Magloire N Mpembi

Accueil » Humeur

Category Archives: Humeur

Une chanson, une danse, des nonnes…

Une petite polémique secoue depuis peu les réseaux sociaux congolais. Elle concerne une vidéo où l’on peut voir des religieuses se trémousser sur la chanson Eloko  de Fally Ipupa. C’est l’occasion de partager un regard sur notre attitude à l’image (1) et à la pudeur dans les œuvres d’art (2).

1.   L’image à l’épreuve des réseaux sociaux…

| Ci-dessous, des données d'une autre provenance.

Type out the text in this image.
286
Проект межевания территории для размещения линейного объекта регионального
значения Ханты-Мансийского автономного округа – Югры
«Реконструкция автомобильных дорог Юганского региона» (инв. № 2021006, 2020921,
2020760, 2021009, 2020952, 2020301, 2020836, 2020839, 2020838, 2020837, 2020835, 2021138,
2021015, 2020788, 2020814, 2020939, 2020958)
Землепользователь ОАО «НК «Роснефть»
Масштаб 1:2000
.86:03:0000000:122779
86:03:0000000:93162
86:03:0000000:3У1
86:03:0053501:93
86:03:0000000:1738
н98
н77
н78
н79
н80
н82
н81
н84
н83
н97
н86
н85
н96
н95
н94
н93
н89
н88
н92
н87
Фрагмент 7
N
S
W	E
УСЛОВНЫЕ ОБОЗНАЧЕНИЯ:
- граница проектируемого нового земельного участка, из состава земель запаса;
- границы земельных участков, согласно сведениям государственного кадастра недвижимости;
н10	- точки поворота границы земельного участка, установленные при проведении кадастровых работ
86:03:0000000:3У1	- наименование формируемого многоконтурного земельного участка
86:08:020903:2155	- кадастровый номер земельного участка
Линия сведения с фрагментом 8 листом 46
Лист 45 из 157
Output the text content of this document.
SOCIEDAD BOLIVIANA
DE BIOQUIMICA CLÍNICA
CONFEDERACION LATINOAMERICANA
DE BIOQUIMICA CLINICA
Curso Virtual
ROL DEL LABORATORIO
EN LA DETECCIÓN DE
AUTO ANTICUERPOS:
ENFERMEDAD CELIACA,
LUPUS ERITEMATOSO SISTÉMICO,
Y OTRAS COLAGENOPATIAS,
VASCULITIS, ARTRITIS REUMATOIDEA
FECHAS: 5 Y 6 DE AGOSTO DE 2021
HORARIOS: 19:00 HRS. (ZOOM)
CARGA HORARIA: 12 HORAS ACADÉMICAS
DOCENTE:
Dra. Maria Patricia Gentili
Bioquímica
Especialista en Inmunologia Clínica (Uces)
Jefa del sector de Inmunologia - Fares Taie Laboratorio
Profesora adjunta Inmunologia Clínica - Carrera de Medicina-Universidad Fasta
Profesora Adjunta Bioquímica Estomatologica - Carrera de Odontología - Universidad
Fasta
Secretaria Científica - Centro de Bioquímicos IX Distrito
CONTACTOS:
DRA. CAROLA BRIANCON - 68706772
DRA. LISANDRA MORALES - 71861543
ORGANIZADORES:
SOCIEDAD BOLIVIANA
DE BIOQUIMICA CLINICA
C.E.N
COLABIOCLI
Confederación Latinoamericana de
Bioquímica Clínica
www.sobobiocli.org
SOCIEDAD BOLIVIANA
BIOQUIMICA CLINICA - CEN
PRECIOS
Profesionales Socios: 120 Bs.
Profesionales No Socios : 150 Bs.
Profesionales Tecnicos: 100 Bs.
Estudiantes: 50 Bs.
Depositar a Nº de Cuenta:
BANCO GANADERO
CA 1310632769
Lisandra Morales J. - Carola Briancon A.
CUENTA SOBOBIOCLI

D’entrée de jeu, il sied de rappeler que les Religieuses comme tout autre personnage plus ou moins public doivent faire attention à l’image qu’ils offrent au public qui peut être source de malentendu ou d’interprétation ambiguë… Sur sa page Facebook, Yolande Elebe fustigeait, il n’y a pas si longtemps l’entourage de feu Étienne Tshisekedi qui laissait divulguer des photos où on le voyait en plus ou moins mauvaise posture (pieds nus posés sur une table basse, verre de vin ou de champagne en main à bord d’un jet privé alors que le peuple croupit dans la misère…) De même pour Marcellin Cisambo, grand fanatique de Zaïko devant l’éternel (comme moi), les vidéos circulant le montrant se trémoussant avec maestria sur le son de Mama Siska peuvent être mal perçues lorsque l’on sait qu’il était à l’époque Gouverneur d’une des provinces les plus touchées par les affres de la guerre. Ainsi, il est assez facile de comprendre que la vidéo des religieuses catholiques (ayant fait vœu de chasteté, d’obéissance et de pauvreté) dansant sur une chanson de Fally Ipupa à la connotation sexuelle plutôt explicite puisse choquer…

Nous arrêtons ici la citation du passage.